The tragic end of 24 year-old RAF pilot, Flight Sergeant Denis Copping from Southend, Essex, was revealed when his single seat fighter plane was discovered by chance by a Polish oil worker exploring the remote region of the Western Desert in Egypt.
Denis Copping was a member of 260 Squadron, an RAF fighter unit based in Egypt during the North Africa campaign against Rommel in WW2. On 28 June 1942 he and another airman were tasked with flying two damaged aircraft from one British airbase in northern Egypt to another for repair. At some point during the flight, Denis lost his bearings, went off course and was never seen again.
Because the American manufactured Kittyhawk P-40 aircraft has remained undisturbed for 70 years, the evidence of how Denis survived the crash remains. Most of the cockpit instruments remain intact, but the twisted propeller lies a few feet from the fuselage, rendering the aircraft incapable of getting airborne. His parachute was lying around the frame of the plane as a makeshift shelter from the sun, and he had also taken the radio and batteries out of the aircraft and tried to get it working.
However, because he had crashed more than 200 miles from the nearest town, in the vast expanse of a remote and featureless desert, it must have dawned on him that no rescue was coming; and because no human remains were found at the crash site, he must have made a desperate attempt to walk out of the desert.
It is presumed that he got no more than 20 miles in the blistering heat. A search for his remains will concentrate on a 20 mile radius from the crash site, but it is thought extremely unlikely they will be found.
The Mail on Sunday has traced one of his surviving relatives in the UK. Nephew William Pryor-Bennett, whose mother was Denis’ sister, told the newspaper:
“The discovery of my uncle’s plane has been more of a shock than I thought it would be after all this time.

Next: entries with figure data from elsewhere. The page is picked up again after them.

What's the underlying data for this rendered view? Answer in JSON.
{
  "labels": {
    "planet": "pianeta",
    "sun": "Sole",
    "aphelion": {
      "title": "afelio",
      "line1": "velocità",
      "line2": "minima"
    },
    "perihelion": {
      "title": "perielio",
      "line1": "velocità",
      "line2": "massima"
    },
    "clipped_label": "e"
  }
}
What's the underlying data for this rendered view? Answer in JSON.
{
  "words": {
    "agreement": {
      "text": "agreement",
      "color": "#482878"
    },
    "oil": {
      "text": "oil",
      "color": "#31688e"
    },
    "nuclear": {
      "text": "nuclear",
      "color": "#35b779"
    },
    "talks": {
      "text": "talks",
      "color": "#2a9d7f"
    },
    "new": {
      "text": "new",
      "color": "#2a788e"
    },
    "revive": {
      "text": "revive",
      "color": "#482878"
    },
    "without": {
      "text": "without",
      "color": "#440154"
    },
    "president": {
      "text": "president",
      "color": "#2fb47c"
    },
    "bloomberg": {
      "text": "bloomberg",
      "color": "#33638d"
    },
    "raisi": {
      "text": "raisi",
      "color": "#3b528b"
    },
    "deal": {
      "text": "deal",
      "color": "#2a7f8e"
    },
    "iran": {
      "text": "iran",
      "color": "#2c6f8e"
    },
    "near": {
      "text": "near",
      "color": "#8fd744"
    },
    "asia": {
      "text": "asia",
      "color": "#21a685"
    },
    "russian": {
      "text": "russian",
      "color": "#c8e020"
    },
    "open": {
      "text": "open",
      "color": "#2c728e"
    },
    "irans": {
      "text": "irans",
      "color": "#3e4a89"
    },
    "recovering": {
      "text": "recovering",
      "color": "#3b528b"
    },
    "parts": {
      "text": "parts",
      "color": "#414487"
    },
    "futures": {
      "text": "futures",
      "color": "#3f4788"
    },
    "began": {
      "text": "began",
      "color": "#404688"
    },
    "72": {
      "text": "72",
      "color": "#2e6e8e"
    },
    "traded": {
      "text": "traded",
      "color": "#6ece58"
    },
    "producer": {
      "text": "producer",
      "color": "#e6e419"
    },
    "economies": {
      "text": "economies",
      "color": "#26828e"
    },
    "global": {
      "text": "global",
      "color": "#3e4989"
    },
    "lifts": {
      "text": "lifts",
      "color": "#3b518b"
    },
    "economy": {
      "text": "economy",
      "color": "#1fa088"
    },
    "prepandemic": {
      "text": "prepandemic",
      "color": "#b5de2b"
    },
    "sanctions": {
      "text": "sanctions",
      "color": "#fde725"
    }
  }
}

Our generation all speculated whether he was still alive somewhere. Obviously the answer was no. Looking down into the cockpit and seeing the joystick, thinking that Uncle Denis was actually manipulating that and sitting in there, is very moving. My mother used to call him her darling little brother. She said he was a very nice, quiet boy, not at all boisterous. They were amazed when he signed up. Even though I was born after he had died, we used to talk about him a lot. We used to have a photograph on the mantelpiece and flowers were placed next to it at Christmas and on his birthday.